We really appreciate the update, Carl. And now we know what we can do to help. Thank you very much.

 

Forward-Looking Statements

 

Except for historical information, the matters discussed in this employee communication contain forward-looking statements that Airborne, Inc. and DHL intend to be covered by the safe harbor provisions for forward-looking statements. These forward-looking statements involve risks and uncertainties that could cause the Companies’ actual results or performance to differ materially from the results discussed in the forward-looking statements. Specifically, there are a number of important factors that could cause actual results to differ materially from those anticipated by any forward-looking information, including, but are not limited to, gaining regulatory and shareholder approval to complete the transaction, the possibility that the transaction may not close or that the companies may be required to modify aspects of the transaction to achieve regulatory approval, domestic and international economic conditions, the impact of war and terrorism on the air package delivery business, the ability to mitigate rising fuel costs, competitive pressure, maintaining customer relationships, successful integration of the two companies, cost cutting initiatives, improving operating margins and productivity, realignment and overhead reduction efforts, changes in customers’ shipping patterns, the ability of the combined entity to expand into the small-business and consumer markets, the ability to make planned capital expenditures and other risks and uncertainties that are described in the reports that the Companies file with the Securities and Exchange Commission, including Airborne’s Annual Report on Form 10-K for the fiscal year ended December 31, 2002. Additional risks include the ability of ABX Air, Inc. to successfully operate as an independent company, ABX Air, Inc.’s ability to gain additional business, to react to changes in economic conditions, risks associated with maintaining a fleet of aircraft and the trading liquidity of ABX Air, Inc.’s shares.

 

Additional Information and Where to Find It

 

Information contained in this employee communication is not a substitute for the proxy statement/prospectus that companies intend to file with the Securities and Exchange Commission in connection with the proposed transaction.
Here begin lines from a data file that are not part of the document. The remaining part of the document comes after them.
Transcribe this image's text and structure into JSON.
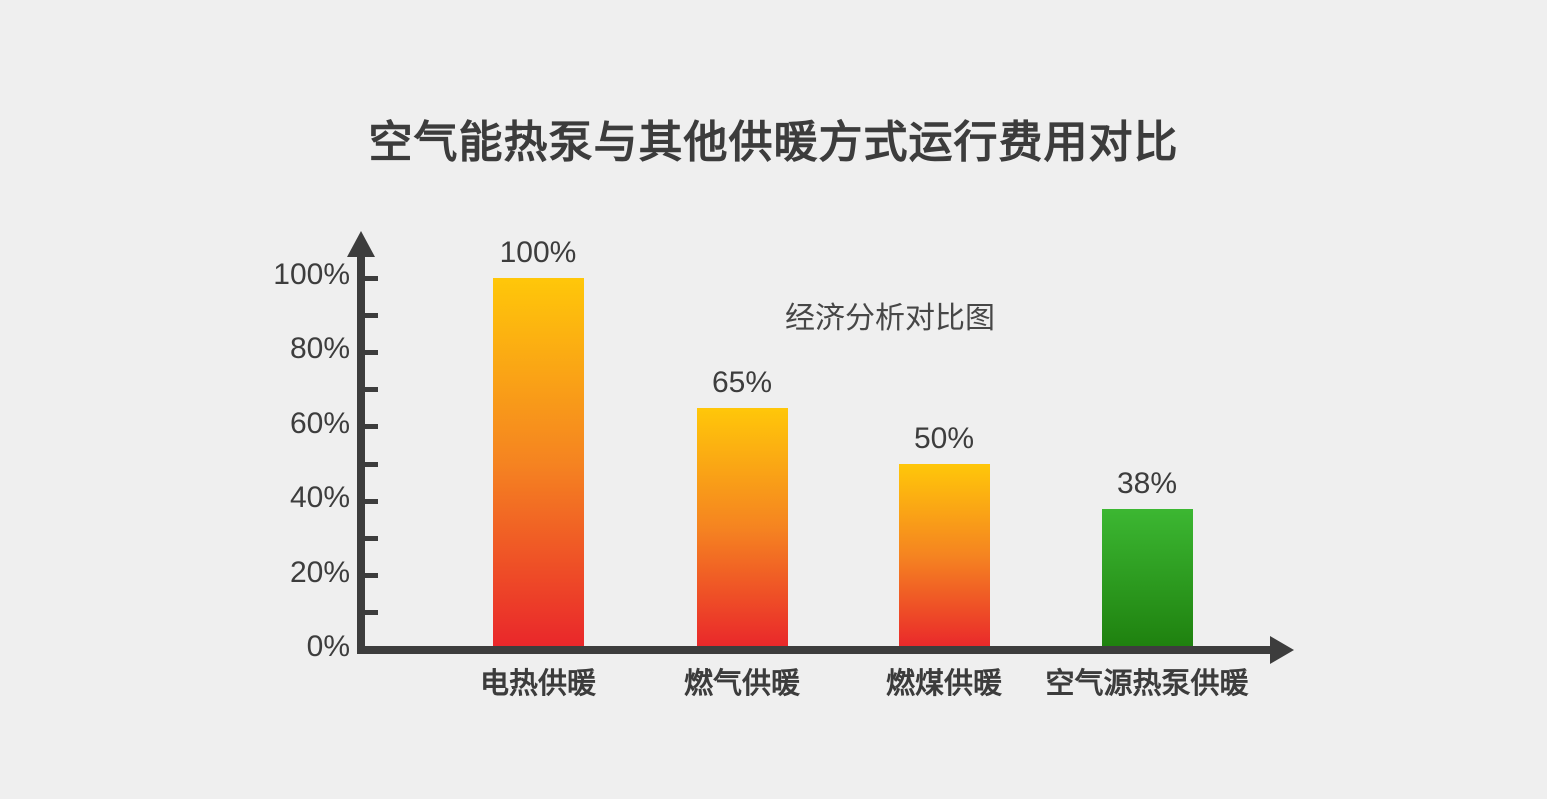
{
  "page": {
    "background_color": "#efefef",
    "axis_color": "#3d3d3d",
    "text_color": "#3d3d3d"
  },
  "chart_data": {
    "type": "bar",
    "title": "空气能热泵与其他供暖方式运行费用对比",
    "annotation": "经济分析对比图",
    "categories": [
      "电热供暖",
      "燃气供暖",
      "燃煤供暖",
      "空气源热泵供暖"
    ],
    "values": [
      100,
      65,
      50,
      38
    ],
    "value_labels": [
      "100%",
      "65%",
      "50%",
      "38%"
    ],
    "xlabel": "",
    "ylabel": "",
    "ylim": [
      0,
      100
    ],
    "y_tick_interval_minor": 10,
    "y_tick_interval_labeled": 20,
    "y_tick_labels": [
      "0%",
      "20%",
      "40%",
      "60%",
      "80%",
      "100%"
    ],
    "grid": false,
    "legend": false,
    "bar_gradients": [
      {
        "top": "#ffc709",
        "mid": "#f58321",
        "bottom": "#e9252b"
      },
      {
        "top": "#ffc709",
        "mid": "#f58321",
        "bottom": "#e9252b"
      },
      {
        "top": "#ffc709",
        "mid": "#f58321",
        "bottom": "#e9252b"
      },
      {
        "top": "#3cb732",
        "mid": "",
        "bottom": "#1e800e"
      }
    ]
  }
}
SHAREHOLDERS AND INVESTORS ARE URGED TO READ THE PROXY STATEMENTS/PROSPECTUS WHEN THEY BECOME AVAILABLE BECAUSE THEY WILL CONTAIN IMPORTANT INFORMATION, INCLUDING DETAILED RISK FACTORS ABOUT THE PROPOSED TRANSACTION. The proxy statements/prospectus and other documents, which will be filed by Airborne with the Securities and Exchange Commission, will be available free of charge at the SEC’s website (www.sec.gov) or by directing a request when such a filing is made to Airborne, Inc. at 3101 Western Avenue, PO Box 662, Seattle, Washington 98111, Attn.: Chief Financial Officer, or by telephone at (800) 830-1592 or email at investor relations@airborne.com.

 

Airborne, DHL, their directors and certain of their executive officers may be considered participants in the solicitation of proxies in connection with the proposed transaction. Information about the directors and executive officers of Airborne and their ownership of Airborne stock is set forth in the proxy statement for Airborne’s 2002 annual meeting of shareholders. Investors may obtain additional information regarding the interests of such participants by reading the proxy statements/prospectus when they become available.